Uno degli errori psicologici più frequenti che ognuno di noi tende a compiere di fronte a qualcosa di sgradito è quello di ipercompensare.
Per fare un esempio concreto se in auto abbiamo freddo tendiamo a regolare il termostato a temperature molto elevate, sperando di avere un sollievo veloce. In realtà il tempo che occorre all’auto per raggiungere la temperatura ideale è sempre lo stesso e non cambia se noi alziamo a dismisura i gradi per ipercompensare. Se poi persistiamo, raggiunta la temperatura ideale, l’auto comincia a scaldare in eccesso, per cui dovremo tornare a regolare verso il basso il termostato. Anche in questo caso, a volte, tenderemo a ipercompensare.
Addentrandoci in psicologia può capitare che per anni siamo altruisti e poi, di fronte a un episodio di ingratitudine, diventiamo, per ipercompensazione, estremamente egoisti . Altro esempio tipico in campo amoroso è il caso del ragazzo che crede fermamente nell’amore e nella fidanzata fino a che non incorre in una delusione amorosa. Da quel momento diventerà, per ipercompensazione, scettico, sfiduciato e tenderà ad avere rapporti superficiali in cui usare l’altro senza lasciarsi coinvolgere.

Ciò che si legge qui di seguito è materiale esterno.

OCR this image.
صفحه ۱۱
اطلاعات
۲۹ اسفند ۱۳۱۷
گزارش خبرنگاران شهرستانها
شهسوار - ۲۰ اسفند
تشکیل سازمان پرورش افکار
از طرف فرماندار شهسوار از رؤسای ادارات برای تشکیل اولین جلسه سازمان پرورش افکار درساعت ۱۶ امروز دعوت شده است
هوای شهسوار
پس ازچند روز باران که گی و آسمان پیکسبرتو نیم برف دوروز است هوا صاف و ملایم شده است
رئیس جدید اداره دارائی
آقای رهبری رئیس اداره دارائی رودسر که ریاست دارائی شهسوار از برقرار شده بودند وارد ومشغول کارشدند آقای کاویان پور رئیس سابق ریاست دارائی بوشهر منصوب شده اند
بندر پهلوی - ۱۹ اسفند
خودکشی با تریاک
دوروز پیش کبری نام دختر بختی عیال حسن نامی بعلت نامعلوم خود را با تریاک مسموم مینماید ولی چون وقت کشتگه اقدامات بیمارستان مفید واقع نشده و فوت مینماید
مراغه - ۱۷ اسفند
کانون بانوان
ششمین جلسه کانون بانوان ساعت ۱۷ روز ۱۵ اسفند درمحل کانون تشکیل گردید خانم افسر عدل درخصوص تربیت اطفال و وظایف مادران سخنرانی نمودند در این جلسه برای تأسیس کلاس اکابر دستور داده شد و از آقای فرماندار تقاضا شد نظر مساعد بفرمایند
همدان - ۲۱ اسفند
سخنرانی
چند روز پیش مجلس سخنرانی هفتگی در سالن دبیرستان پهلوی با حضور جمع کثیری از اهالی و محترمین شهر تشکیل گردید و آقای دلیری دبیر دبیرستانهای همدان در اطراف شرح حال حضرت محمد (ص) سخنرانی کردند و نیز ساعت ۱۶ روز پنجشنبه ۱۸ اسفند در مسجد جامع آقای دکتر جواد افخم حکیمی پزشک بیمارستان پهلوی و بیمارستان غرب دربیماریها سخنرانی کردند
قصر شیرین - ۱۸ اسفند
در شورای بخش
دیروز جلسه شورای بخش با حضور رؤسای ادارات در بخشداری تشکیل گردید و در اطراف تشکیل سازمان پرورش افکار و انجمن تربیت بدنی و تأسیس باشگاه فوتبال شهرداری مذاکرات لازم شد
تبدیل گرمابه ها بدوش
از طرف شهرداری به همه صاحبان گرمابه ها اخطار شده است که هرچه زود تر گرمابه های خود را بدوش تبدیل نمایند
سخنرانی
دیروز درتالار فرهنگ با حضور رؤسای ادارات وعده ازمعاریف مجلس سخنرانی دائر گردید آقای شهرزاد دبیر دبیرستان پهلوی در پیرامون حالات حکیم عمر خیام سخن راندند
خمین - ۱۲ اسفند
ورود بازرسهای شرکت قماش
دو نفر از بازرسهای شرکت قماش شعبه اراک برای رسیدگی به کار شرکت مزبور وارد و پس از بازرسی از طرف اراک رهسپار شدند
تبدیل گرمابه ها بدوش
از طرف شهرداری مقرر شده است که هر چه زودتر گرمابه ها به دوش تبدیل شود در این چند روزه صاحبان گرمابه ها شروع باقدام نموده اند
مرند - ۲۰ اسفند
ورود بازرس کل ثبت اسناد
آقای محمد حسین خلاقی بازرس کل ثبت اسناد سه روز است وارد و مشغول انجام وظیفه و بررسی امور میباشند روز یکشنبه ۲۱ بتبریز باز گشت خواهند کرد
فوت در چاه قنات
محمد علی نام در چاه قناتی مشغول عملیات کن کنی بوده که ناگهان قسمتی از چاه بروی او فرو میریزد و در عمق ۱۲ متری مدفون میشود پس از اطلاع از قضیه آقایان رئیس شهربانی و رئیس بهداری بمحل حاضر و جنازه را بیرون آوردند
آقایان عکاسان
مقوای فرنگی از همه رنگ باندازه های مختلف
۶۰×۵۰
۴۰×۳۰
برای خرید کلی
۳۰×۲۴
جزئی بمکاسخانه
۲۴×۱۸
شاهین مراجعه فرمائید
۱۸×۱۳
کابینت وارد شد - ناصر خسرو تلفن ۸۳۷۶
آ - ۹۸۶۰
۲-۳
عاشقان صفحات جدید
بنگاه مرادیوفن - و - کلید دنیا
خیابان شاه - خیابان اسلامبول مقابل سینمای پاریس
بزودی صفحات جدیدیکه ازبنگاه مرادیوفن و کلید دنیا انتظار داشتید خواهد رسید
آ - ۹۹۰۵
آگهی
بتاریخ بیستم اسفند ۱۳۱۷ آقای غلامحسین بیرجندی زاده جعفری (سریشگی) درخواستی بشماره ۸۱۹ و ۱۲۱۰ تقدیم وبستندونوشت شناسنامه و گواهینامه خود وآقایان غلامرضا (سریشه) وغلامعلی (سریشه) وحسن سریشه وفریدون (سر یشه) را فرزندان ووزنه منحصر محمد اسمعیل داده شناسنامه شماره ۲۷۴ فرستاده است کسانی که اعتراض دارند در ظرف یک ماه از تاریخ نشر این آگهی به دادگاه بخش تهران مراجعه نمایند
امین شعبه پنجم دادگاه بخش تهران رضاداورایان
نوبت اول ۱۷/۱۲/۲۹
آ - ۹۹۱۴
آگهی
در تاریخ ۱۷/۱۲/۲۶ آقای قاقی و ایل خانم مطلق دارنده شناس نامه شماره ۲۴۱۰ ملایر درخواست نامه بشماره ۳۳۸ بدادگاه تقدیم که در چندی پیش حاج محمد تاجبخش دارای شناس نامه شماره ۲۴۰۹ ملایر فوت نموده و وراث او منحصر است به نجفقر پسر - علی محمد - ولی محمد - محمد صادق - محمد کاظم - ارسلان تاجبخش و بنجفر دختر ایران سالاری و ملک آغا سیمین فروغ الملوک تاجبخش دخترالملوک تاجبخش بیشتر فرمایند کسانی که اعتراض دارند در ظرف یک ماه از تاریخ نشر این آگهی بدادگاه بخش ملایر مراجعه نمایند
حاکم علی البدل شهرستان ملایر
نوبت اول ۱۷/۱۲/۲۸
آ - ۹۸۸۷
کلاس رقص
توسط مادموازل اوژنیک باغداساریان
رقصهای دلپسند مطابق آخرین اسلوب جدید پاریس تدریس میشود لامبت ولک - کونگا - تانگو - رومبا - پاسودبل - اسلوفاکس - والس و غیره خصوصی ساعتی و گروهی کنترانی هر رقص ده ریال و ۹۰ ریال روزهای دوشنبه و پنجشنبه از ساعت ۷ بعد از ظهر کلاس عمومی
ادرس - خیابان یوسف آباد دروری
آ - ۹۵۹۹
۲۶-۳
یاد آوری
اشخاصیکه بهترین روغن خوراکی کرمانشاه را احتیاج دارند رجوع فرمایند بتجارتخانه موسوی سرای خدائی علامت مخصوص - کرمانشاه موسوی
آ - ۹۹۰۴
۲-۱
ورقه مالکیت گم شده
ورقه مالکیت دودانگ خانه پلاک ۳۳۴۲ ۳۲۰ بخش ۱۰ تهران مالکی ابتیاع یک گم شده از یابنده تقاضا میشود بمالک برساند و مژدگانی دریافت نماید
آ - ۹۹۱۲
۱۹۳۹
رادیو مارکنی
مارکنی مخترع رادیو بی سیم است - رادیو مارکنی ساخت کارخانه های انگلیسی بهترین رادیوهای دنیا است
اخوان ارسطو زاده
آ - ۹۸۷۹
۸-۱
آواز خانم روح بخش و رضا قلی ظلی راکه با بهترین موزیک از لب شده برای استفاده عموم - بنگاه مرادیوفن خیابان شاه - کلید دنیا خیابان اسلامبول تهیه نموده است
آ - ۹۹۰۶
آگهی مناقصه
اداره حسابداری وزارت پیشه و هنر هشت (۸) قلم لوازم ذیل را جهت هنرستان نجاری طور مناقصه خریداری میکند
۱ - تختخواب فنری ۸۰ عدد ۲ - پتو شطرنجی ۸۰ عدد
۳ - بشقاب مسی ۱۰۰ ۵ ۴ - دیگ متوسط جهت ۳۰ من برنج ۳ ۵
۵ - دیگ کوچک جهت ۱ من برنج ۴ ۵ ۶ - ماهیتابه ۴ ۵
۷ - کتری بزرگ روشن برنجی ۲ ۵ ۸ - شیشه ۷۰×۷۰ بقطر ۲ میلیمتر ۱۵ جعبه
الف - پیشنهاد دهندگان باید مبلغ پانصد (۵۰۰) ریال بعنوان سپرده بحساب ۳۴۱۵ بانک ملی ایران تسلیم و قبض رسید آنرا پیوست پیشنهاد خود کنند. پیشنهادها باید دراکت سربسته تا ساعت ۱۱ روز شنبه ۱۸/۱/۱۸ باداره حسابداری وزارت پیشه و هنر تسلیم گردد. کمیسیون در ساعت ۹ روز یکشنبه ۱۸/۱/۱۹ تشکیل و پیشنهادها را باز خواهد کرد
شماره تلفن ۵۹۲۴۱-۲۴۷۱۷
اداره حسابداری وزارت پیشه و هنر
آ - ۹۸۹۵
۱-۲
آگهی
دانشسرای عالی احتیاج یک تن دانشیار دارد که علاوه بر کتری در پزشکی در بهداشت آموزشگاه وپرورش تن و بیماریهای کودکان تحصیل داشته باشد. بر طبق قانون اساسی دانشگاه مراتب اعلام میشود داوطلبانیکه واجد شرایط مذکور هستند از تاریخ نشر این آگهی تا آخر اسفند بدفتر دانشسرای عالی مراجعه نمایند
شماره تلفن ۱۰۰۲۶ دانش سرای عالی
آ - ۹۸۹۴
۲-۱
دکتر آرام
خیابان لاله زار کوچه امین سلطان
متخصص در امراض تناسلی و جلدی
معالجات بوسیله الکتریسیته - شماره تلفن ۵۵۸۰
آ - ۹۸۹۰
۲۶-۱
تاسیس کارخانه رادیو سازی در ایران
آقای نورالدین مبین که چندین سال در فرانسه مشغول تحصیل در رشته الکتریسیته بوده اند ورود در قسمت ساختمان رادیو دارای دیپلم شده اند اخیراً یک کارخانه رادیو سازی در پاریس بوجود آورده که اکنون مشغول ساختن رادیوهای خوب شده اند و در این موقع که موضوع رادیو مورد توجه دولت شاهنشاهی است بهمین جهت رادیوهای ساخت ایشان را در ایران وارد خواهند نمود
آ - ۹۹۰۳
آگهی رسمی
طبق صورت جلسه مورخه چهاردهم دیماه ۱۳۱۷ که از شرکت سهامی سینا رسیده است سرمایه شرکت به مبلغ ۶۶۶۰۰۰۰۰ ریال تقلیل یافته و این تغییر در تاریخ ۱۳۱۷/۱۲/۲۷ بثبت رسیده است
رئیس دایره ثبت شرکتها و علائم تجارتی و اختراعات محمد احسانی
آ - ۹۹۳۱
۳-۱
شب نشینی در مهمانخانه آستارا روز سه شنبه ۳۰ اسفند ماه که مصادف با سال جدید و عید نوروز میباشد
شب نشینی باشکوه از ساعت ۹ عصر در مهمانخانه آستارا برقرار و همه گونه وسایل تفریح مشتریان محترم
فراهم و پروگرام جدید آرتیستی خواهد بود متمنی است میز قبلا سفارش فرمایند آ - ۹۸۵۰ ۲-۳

Mi pare che anche in campo politico si corra il rischio di ipercompensare.
Un esempio sono le pensioni di invalidità. Ricordo quando giovane medico nel lontano 1984 feci parte per qualche seduta di una commissione per l’invalidità. Essendo l’ultimo arrivato mi adeguavo alle regole generali che erano molto ampie in fatto di concessione di emolumenti. Bastava essere affetto da certi tipi di patologie, anche in forma lieve, per ottenere l’assegno. Da allora il mio lavoro clinico è andato in altra direzione per cui non ho più partecipato a queste commissioni. Diversi casi di pazienti mi hanno però mostrato che attualmente è divenuto quasi impossibile avere una pensione di invalidità. I criteri sono divenuti estremamente rigidi e, a mio avviso per ipercompensazione, si è arrivati all’eccesso opposto. Mentre negli anni ’70 e ’80 si erogavano pensioni di invalidità con grande facilità con una mentalità in cui la pensione diveniva una sorta di ammortizzatore sociale per le persone disagiate, negli ultimi anni si è determinata una sorta di rigetto per cui viene erogata solo in casi eccezionali.
Nel campo della tutela del posto di lavoro abbiamo assistito nei vari decenni a sentenze di giudici sempre favorevoli alla parte debole, che è il lavoratore di fronte all’azienda, indipendentemente dalla situazione e dalle motivazioni. Ora si corre il rischio, per ipercompensazione, di voler smantellare tutte le protezioni dell’articolo 18.
Occorre stare attenti di fronte al rischio di incorrere nell’ipercompensazione perchè poi questo atteggiamento, inevitabilmente, provoca altri problemi. Psicologicamente purtroppo è più facile schierarsi su opposte barricate. Secondo i lettori trovare il giusto equilibrio, sicuramente complesso e difficile, è possibile?